7.4. if is_pusher():

7.4.1. Iterate over all keys in data container. If any key maps to L in OLD_CH, that key needs to be rehashed. Call addState(stateMap, k). See below for details of this algo.

7.4.2. Call PushStateCommand for each recipient in stateMap.

7.5. if is_receiver() and on receiving PushStateCommand

7.5.1. Drain tx log and apply, stop logging writes once drained.

7.5.2. Reverse 7.3.

8. A state map is a data structure representing state generated by each node to be pushed.

8.1. StateMap{

Map<Address, Map<Object, InternalCacheEntry>> state

}

8.2. addState(stateMap, k):

OL = OLD_CH.locate(k)

if (OL.contains(L) and ((position(L, OL) == last and current_address == L - 1) or (position(L, OL) != last and current_address == L + 1)) {

stateMap.add(NEW_CH.locate(k) - OL, k)

break

}

9. Functions to determine who pushes and who receives state during a leave:

9.1. is_pusher(address): return address == (L + 1) or (L - 1)

9.2. is_receiver(address): return address == (L + 1) or (L + replCount)

Concurrency

1. Deal with concurrent JOINs

1.1. Concurrent JOINs in completely disjoint parts of the hash space will have no overlap whatsoever.

1.2. Concurrent JOINs in the same hash space would work as well, since JOINs are controlled by the joiner.

2. Deal with concurrent LEAVEs

2.1. Concurrent LEAVEs in completely disjoint parts of the hash space will have no overlap whatsoever.

2.2. Concurrent LEAVEs that do not affect the same nodes involved in providing or receiving state will not be a problem.

2.3. Concurrent LEAVES affecting the same nodes already providing or receiving state will interrupt the LeaveTasks on those nodes.

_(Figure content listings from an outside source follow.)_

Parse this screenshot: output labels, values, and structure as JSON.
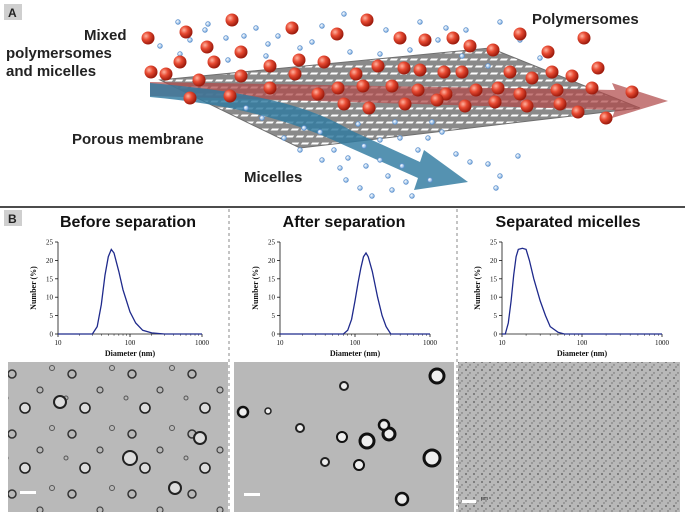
{
  "panel_a": {
    "label": "A",
    "text_mixed_1": "Mixed",
    "text_mixed_2": "polymersomes",
    "text_mixed_3": "and micelles",
    "text_polymersomes": "Polymersomes",
    "text_membrane": "Porous membrane",
    "text_micelles": "Micelles"
  },
  "panel_b": {
    "label": "B",
    "columns": [
      {
        "title": "Before separation"
      },
      {
        "title": "After separation"
      },
      {
        "title": "Separated micelles"
      }
    ],
    "scale_text": "μm"
  },
  "chart_data": [
    {
      "type": "line",
      "title": "Before separation",
      "xlabel": "Diameter (nm)",
      "ylabel": "Number (%)",
      "xscale": "log",
      "xlim": [
        10,
        1000
      ],
      "ylim": [
        0,
        25
      ],
      "xticks": [
        "10",
        "100",
        "1000"
      ],
      "yticks": [
        "0",
        "5",
        "10",
        "15",
        "20",
        "25"
      ],
      "color": "#1f2a8c",
      "x": [
        30,
        35,
        40,
        45,
        50,
        55,
        60,
        70,
        80,
        100,
        120,
        150,
        200,
        300,
        1000
      ],
      "y": [
        0,
        2,
        8,
        16,
        21,
        23,
        22,
        17,
        12,
        6,
        3,
        1,
        0.3,
        0,
        0
      ]
    },
    {
      "type": "line",
      "title": "After separation",
      "xlabel": "Diameter (nm)",
      "ylabel": "Number (%)",
      "xscale": "log",
      "xlim": [
        10,
        1000
      ],
      "ylim": [
        0,
        25
      ],
      "xticks": [
        "10",
        "100",
        "1000"
      ],
      "yticks": [
        "0",
        "5",
        "10",
        "15",
        "20",
        "25"
      ],
      "color": "#1f2a8c",
      "x": [
        70,
        80,
        90,
        100,
        110,
        120,
        130,
        140,
        150,
        170,
        200,
        230,
        260,
        300,
        1000
      ],
      "y": [
        0,
        1,
        4,
        9,
        14,
        18,
        21,
        22,
        21,
        17,
        10,
        5,
        2,
        0,
        0
      ]
    },
    {
      "type": "line",
      "title": "Separated micelles",
      "xlabel": "Diameter (nm)",
      "ylabel": "Number (%)",
      "xscale": "log",
      "xlim": [
        10,
        1000
      ],
      "ylim": [
        0,
        25
      ],
      "xticks": [
        "10",
        "100",
        "1000"
      ],
      "yticks": [
        "0",
        "5",
        "10",
        "15",
        "20",
        "25"
      ],
      "color": "#1f2a8c",
      "x": [
        11,
        12,
        13,
        14,
        15,
        16,
        18,
        20,
        22,
        25,
        30,
        35,
        40,
        50,
        60,
        1000
      ],
      "y": [
        0,
        3,
        9,
        16,
        21,
        23,
        23.3,
        23,
        20,
        15,
        9,
        5,
        2,
        0.5,
        0,
        0
      ]
    }
  ]
}
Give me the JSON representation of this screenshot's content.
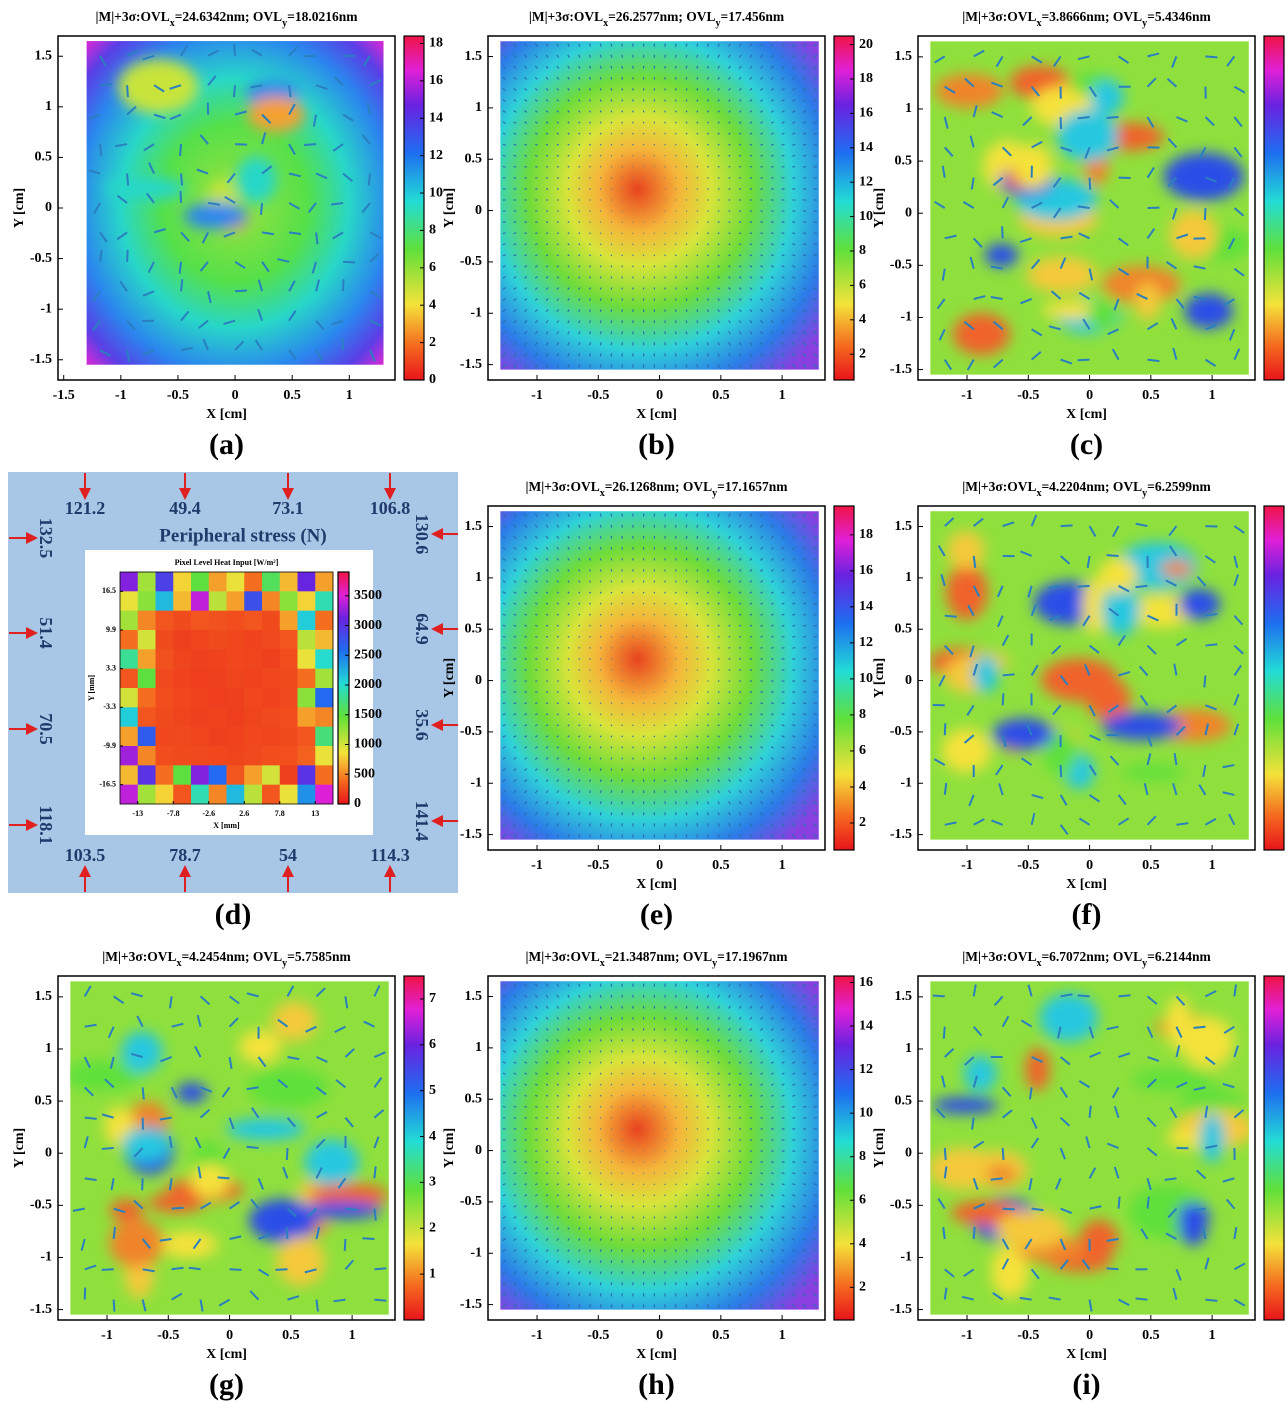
{
  "chart_data": [
    {
      "type": "contour",
      "title": [
        "|M|+3σ:OVL",
        "x",
        "=24.6342nm; OVL",
        "y",
        "=18.0216nm"
      ],
      "xlabel": "X [cm]",
      "ylabel": "Y [cm]",
      "xlim": [
        -1.55,
        1.4
      ],
      "xticks": [
        -1.5,
        -1,
        -0.5,
        0,
        0.5,
        1
      ],
      "ylim": [
        -1.7,
        1.7
      ],
      "yticks": [
        -1.5,
        -1,
        -0.5,
        0,
        0.5,
        1,
        1.5
      ],
      "clim": [
        0,
        18.4
      ],
      "cticks": [
        0,
        2,
        4,
        6,
        8,
        10,
        12,
        14,
        16,
        18
      ],
      "panel": "(a)"
    },
    {
      "type": "contour",
      "title": [
        "|M|+3σ:OVL",
        "x",
        "=26.2577nm; OVL",
        "y",
        "=17.456nm"
      ],
      "xlabel": "X [cm]",
      "ylabel": "Y [cm]",
      "xlim": [
        -1.4,
        1.35
      ],
      "xticks": [
        -1,
        -0.5,
        0,
        0.5,
        1
      ],
      "ylim": [
        -1.65,
        1.7
      ],
      "yticks": [
        -1.5,
        -1,
        -0.5,
        0,
        0.5,
        1,
        1.5
      ],
      "clim": [
        0.5,
        20.5
      ],
      "cticks": [
        2,
        4,
        6,
        8,
        10,
        12,
        14,
        16,
        18,
        20
      ],
      "panel": "(b)"
    },
    {
      "type": "contour",
      "title": [
        "|M|+3σ:OVL",
        "x",
        "=3.8666nm; OVL",
        "y",
        "=5.4346nm"
      ],
      "xlabel": "X [cm]",
      "ylabel": "Y [cm]",
      "xlim": [
        -1.4,
        1.35
      ],
      "xticks": [
        -1,
        -0.5,
        0,
        0.5,
        1
      ],
      "ylim": [
        -1.6,
        1.7
      ],
      "yticks": [
        -1.5,
        -1,
        -0.5,
        0,
        0.5,
        1,
        1.5
      ],
      "panel": "(c)"
    },
    {
      "type": "heatmap",
      "title": "Pixel Level Heat Input [W/m²]",
      "xlabel": "X [mm]",
      "ylabel": "Y [mm]",
      "xlim": [
        -15.6,
        15.6
      ],
      "xticks": [
        -13,
        -7.8,
        -2.6,
        2.6,
        7.8,
        13
      ],
      "ylim": [
        -19.8,
        19.8
      ],
      "yticks": [
        16.5,
        9.9,
        3.3,
        -3.3,
        -9.9,
        -16.5
      ],
      "clim": [
        0,
        3900
      ],
      "cticks": [
        0,
        500,
        1000,
        1500,
        2000,
        2500,
        3000,
        3500
      ],
      "z": [
        [
          3200,
          1200,
          2900,
          800,
          1500,
          600,
          900,
          400,
          1600,
          700,
          3100,
          600
        ],
        [
          900,
          1300,
          2200,
          700,
          3400,
          1100,
          600,
          2800,
          500,
          1300,
          800,
          1900
        ],
        [
          1200,
          500,
          300,
          250,
          300,
          280,
          260,
          300,
          250,
          600,
          2100,
          400
        ],
        [
          400,
          1000,
          250,
          200,
          220,
          250,
          230,
          210,
          240,
          300,
          1100,
          700
        ],
        [
          1800,
          600,
          280,
          220,
          200,
          210,
          230,
          220,
          200,
          260,
          900,
          2000
        ],
        [
          300,
          1500,
          240,
          210,
          190,
          200,
          220,
          210,
          230,
          250,
          400,
          1200
        ],
        [
          1000,
          400,
          260,
          230,
          210,
          190,
          200,
          230,
          210,
          240,
          1300,
          2600
        ],
        [
          2100,
          300,
          250,
          220,
          200,
          210,
          190,
          220,
          240,
          260,
          600,
          500
        ],
        [
          600,
          2700,
          230,
          240,
          220,
          200,
          210,
          230,
          220,
          250,
          300,
          1700
        ],
        [
          3300,
          500,
          260,
          250,
          240,
          230,
          220,
          240,
          260,
          270,
          350,
          900
        ],
        [
          700,
          3000,
          400,
          1500,
          3200,
          2600,
          300,
          600,
          1000,
          200,
          3000,
          400
        ],
        [
          3400,
          1200,
          800,
          300,
          1900,
          500,
          2200,
          1100,
          300,
          900,
          2400,
          3500
        ]
      ],
      "stress": {
        "title": "Peripheral stress (N)",
        "top": [
          121.2,
          49.4,
          73.1,
          106.8
        ],
        "bottom": [
          103.5,
          78.7,
          54,
          114.3
        ],
        "left": [
          132.5,
          51.4,
          70.5,
          118.1
        ],
        "right": [
          130.6,
          64.9,
          35.6,
          141.4
        ]
      },
      "panel": "(d)"
    },
    {
      "type": "contour",
      "title": [
        "|M|+3σ:OVL",
        "x",
        "=26.1268nm; OVL",
        "y",
        "=17.1657nm"
      ],
      "xlabel": "X [cm]",
      "ylabel": "Y [cm]",
      "xlim": [
        -1.4,
        1.35
      ],
      "xticks": [
        -1,
        -0.5,
        0,
        0.5,
        1
      ],
      "ylim": [
        -1.65,
        1.7
      ],
      "yticks": [
        -1.5,
        -1,
        -0.5,
        0,
        0.5,
        1,
        1.5
      ],
      "clim": [
        0.5,
        19.6
      ],
      "cticks": [
        2,
        4,
        6,
        8,
        10,
        12,
        14,
        16,
        18
      ],
      "panel": "(e)"
    },
    {
      "type": "contour",
      "title": [
        "|M|+3σ:OVL",
        "x",
        "=4.2204nm; OVL",
        "y",
        "=6.2599nm"
      ],
      "xlabel": "X [cm]",
      "ylabel": "Y [cm]",
      "xlim": [
        -1.4,
        1.35
      ],
      "xticks": [
        -1,
        -0.5,
        0,
        0.5,
        1
      ],
      "ylim": [
        -1.65,
        1.7
      ],
      "yticks": [
        -1.5,
        -1,
        -0.5,
        0,
        0.5,
        1,
        1.5
      ],
      "panel": "(f)"
    },
    {
      "type": "contour",
      "title": [
        "|M|+3σ:OVL",
        "x",
        "=4.2454nm; OVL",
        "y",
        "=5.7585nm"
      ],
      "xlabel": "X [cm]",
      "ylabel": "Y [cm]",
      "xlim": [
        -1.4,
        1.35
      ],
      "xticks": [
        -1,
        -0.5,
        0,
        0.5,
        1
      ],
      "ylim": [
        -1.6,
        1.7
      ],
      "yticks": [
        -1.5,
        -1,
        -0.5,
        0,
        0.5,
        1,
        1.5
      ],
      "clim": [
        0,
        7.5
      ],
      "cticks": [
        1,
        2,
        3,
        4,
        5,
        6,
        7
      ],
      "panel": "(g)"
    },
    {
      "type": "contour",
      "title": [
        "|M|+3σ:OVL",
        "x",
        "=21.3487nm; OVL",
        "y",
        "=17.1967nm"
      ],
      "xlabel": "X [cm]",
      "ylabel": "Y [cm]",
      "xlim": [
        -1.4,
        1.35
      ],
      "xticks": [
        -1,
        -0.5,
        0,
        0.5,
        1
      ],
      "ylim": [
        -1.65,
        1.7
      ],
      "yticks": [
        -1.5,
        -1,
        -0.5,
        0,
        0.5,
        1,
        1.5
      ],
      "clim": [
        0.5,
        16.3
      ],
      "cticks": [
        2,
        4,
        6,
        8,
        10,
        12,
        14,
        16
      ],
      "panel": "(h)"
    },
    {
      "type": "contour",
      "title": [
        "|M|+3σ:OVL",
        "x",
        "=6.7072nm; OVL",
        "y",
        "=6.2144nm"
      ],
      "xlabel": "X [cm]",
      "ylabel": "Y [cm]",
      "xlim": [
        -1.4,
        1.35
      ],
      "xticks": [
        -1,
        -0.5,
        0,
        0.5,
        1
      ],
      "ylim": [
        -1.6,
        1.7
      ],
      "yticks": [
        -1.5,
        -1,
        -0.5,
        0,
        0.5,
        1,
        1.5
      ],
      "panel": "(i)"
    }
  ]
}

Leave tasks will need to clean up appropriately, which may involve issuing a "cleanup command" to ensure partially transmitted state is reconciled.

3. Deal with concurrent LEAVE and JOIN

3.1. Concurrent JOIN and LEAVEs in completely disjoint parts of the hash space will have no overlap whatsoever.

3.2. FOr overlapping areas of hash space, this needs further thought.